Mais tarde vieram os romanos, que se instalaram durante séculos na Península Ibérica, e também levaram o coelho para outras paragens na Europa. "A primeira tentativa de controlar a reprodução do coelho terá ocorrido na Península Ibérica, um século antes de Cristo", conta o biólogo Miguel Carneiro, também do Cibio, e autor principal do artigo com esta descoberta, publicado este mês na edição online da revista britânica Molecular Biology and Evolution.
A partir da ocupação romana passa a haver múltiplas referências aos coelhos. "Uma das mais célebres é a de Plínio, o Velho, na sua História Natural, no primeiro século da nossa era, onde já se refere o hábito de consumir fetos dos coelhos, bem como o facto de produzirem imensos prejuízos na agricultura.

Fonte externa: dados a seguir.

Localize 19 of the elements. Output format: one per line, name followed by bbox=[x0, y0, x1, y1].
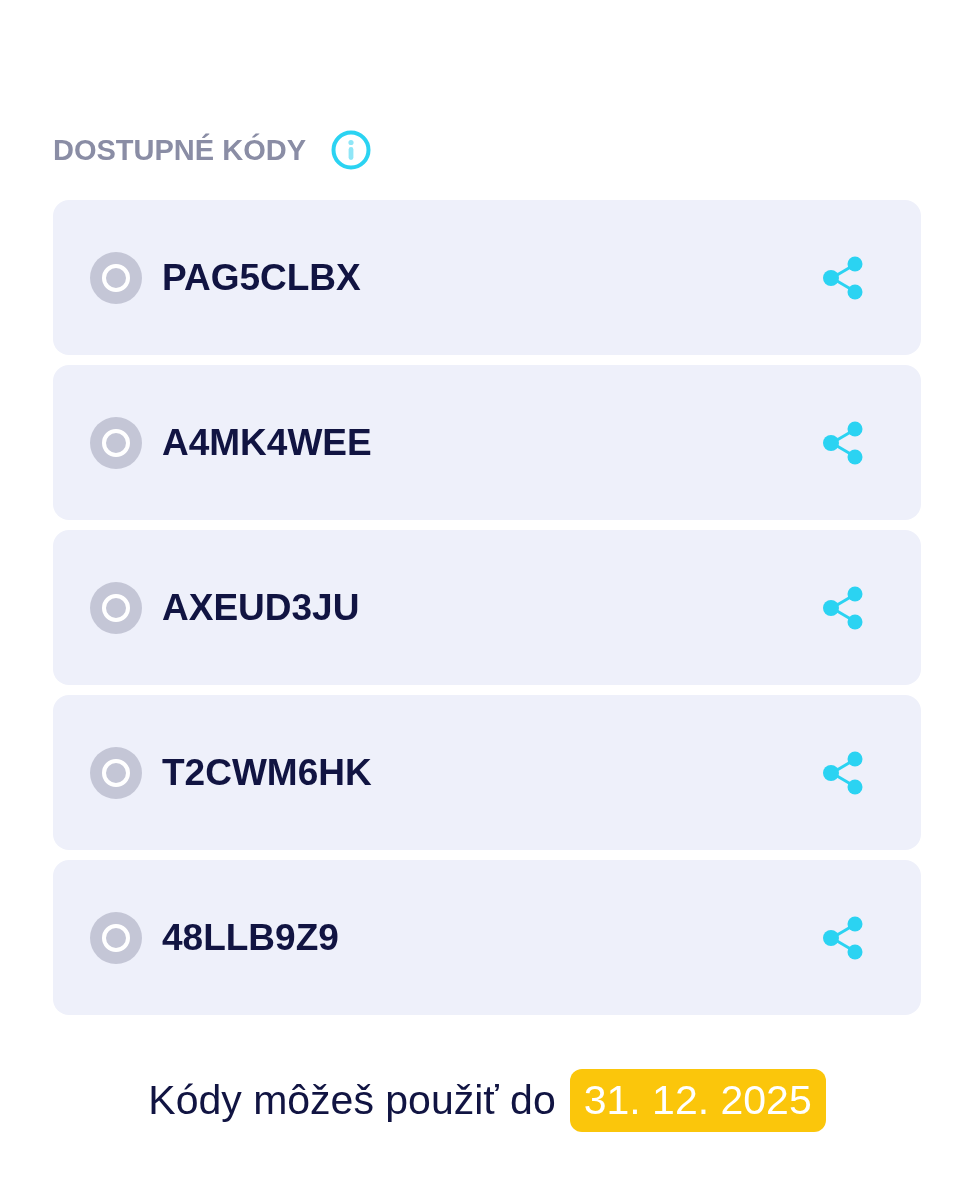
radio-button[interactable] bbox=[90, 911, 142, 964]
code-text: T2CWM6HK bbox=[162, 754, 373, 791]
share-icon[interactable] bbox=[822, 254, 864, 301]
radio-button[interactable] bbox=[90, 581, 142, 634]
share-icon[interactable] bbox=[822, 914, 864, 961]
code-text: AXEUD3JU bbox=[162, 589, 361, 626]
expiry-date: 31. 12. 2025 bbox=[569, 1069, 826, 1132]
section-heading: DOSTUPNÉ KÓDY bbox=[53, 135, 306, 165]
code-text: PAG5CLBX bbox=[162, 259, 362, 296]
code-text: A4MK4WEE bbox=[162, 424, 373, 461]
radio-button[interactable] bbox=[90, 746, 142, 799]
radio-button[interactable] bbox=[90, 416, 142, 469]
share-icon[interactable] bbox=[822, 584, 864, 631]
share-icon[interactable] bbox=[822, 749, 864, 796]
validity-text: Kódy môžeš použiť do bbox=[148, 1080, 556, 1121]
radio-button[interactable] bbox=[90, 251, 142, 304]
info-icon[interactable] bbox=[331, 130, 371, 170]
share-icon[interactable] bbox=[822, 419, 864, 466]
code-text: 48LLB9Z9 bbox=[162, 919, 340, 956]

Também durante Adriano, um dos mais célebres imperadores romanos - imortalizado por Marguerite Yourcenar em Memórias de Adriano -, circulavam na península moedas com coelhos cunhados na sua face", acrescenta Ferrand de Almeida. "A partir dessa altura há referências permanentes a estruturas belíssimas chamadas "leporaria", que eram cercados feitos de pedras onde os coelhos eram mantidos para serem usados na caça e na alimentação. Há muitos vestígios arqueológicos dessas estruturas. Esta seria uma das hipóteses para a domesticação do coelho ter ocorrido na Península Ibérica."
Carne que não é carne
No entanto, outros registos históricos sugeriam que a domesticação tinha ocorrido mais tarde, por volta do ano 600, nos mosteiros da Provença. A fundamentar esta suposição encontra-se uma decisão do papa Gregório I, que tinha sido monge beneditino, em que considera que os fetos e as crias recém-nascidas de coelho não eram carne, pelo que podiam comer-se durante o jejum da Quaresma. E assim a criação de coelhos difundiu-se nos mosteiros da Provença. "Há muitíssimos documentos históricos que atestam a frequente troca de coelhos entre abadias, e mesmo com países como a Inglaterra. Este processo poderia ter levado à domesticação do coelho e seria uma hipótese de domesticação realizada fora da península, proveniente das populações selvagens do Sul de França", refere Ferrand de Almeida. Tenham sido os romanos ou os monges da Provença, os sinais claros da domesticação do coelho só surgiram muito mais tarde, a partir de meados do século XV. Em iluminuras e pinturas, começaram a aparecer os primeiros coelhos com cores diferentes, desde brancos a avermelhados, em vez da cor parda dos selvagens.
Um dos quadros mais célebres que representa um coelho branco é de Ticiano, Madona e Menino com Santa Catarina, também conhecido como A Virgem do Coelho, de cerca de 1530, que está no Museu do Louvre. "Esses mutantes de cor poderão corresponder a um processo de domesticação já terminado. E a partir daí o coelho doméstico difundiu-se por todo o mundo e teve um sucesso enorme", explica Ferrand de Almeida.
No século XVI, há registos de coelhos de vários tamanhos e cores em França, Itália, Flandres ou Inglaterra, o que sugere que a sua domesticação estava já concluída nessa altura.